A growing disparity between supercomputer computation speeds and I/O rates makes it increasingly infeasible for applications to save all results for offline analysis. Instead, applications must analyze and reduce data online so as to output only those results needed to answer target scientific question(s). This change in focus complicates application and experiment design and introduces algorithmic, implementation, and programming model challenges that are unfamiliar to many scientists and that have major implications for the design of various elements of supercomputer systems. I review these challenges and describe methods and tools that various groups, including mine, are developing to enable experimental exploration of algorithmic, software, and system design alternatives.
Speaker Biography
Ian Foster is a Professor of Computer Science at the University of Chicago and a Senior Scientist and Distinguished Fellow at Argonne National Laboratory. Originally from New Zealand, he has lived in Chicago for longer than he likes to admit. Ian has a long record of research contributions in high-performance computing, distributed systems, and data-driven discovery.
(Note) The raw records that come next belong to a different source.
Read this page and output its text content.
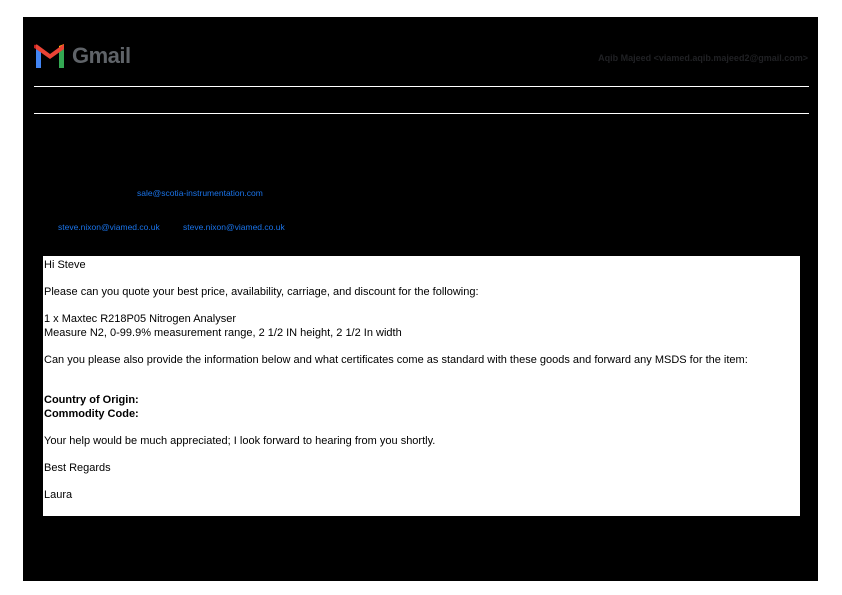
Gmail	Aqib Majeed <viamed.aqib.majeed2@gmail.com>
sale@scotia-instrumentation.com
steve.nixon@viamed.co.uk	steve.nixon@viamed.co.uk
Hi Steve
Please can you quote your best price, availability, carriage, and discount for the following:
1 x Maxtec R218P05 Nitrogen Analyser
Measure N2, 0-99.9% measurement range, 2 1/2 IN height, 2 1/2 In width
Can you please also provide the information below and what certificates come as standard with these goods and forward any MSDS for the item:
Country of Origin:
Commodity Code:
Your help would be much appreciated; I look forward to hearing from you shortly.
Best Regards
Laura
He has also led US and international projects that have produced widely used software systems and scientific computing infrastructures. He has published hundreds of scientific papers and eight books on these and other topics. Ian is an elected fellow of the American Association for the Advancement of Science, the Association for Computing Machinery, and the British Computer Society. His awards include the British Computer Society’s Lovelace Medal, the IEEE Tsutomu Kanai award, and honorary doctorates from CINVESTAV, Mexico, and the University of Canterbury, New Zealand.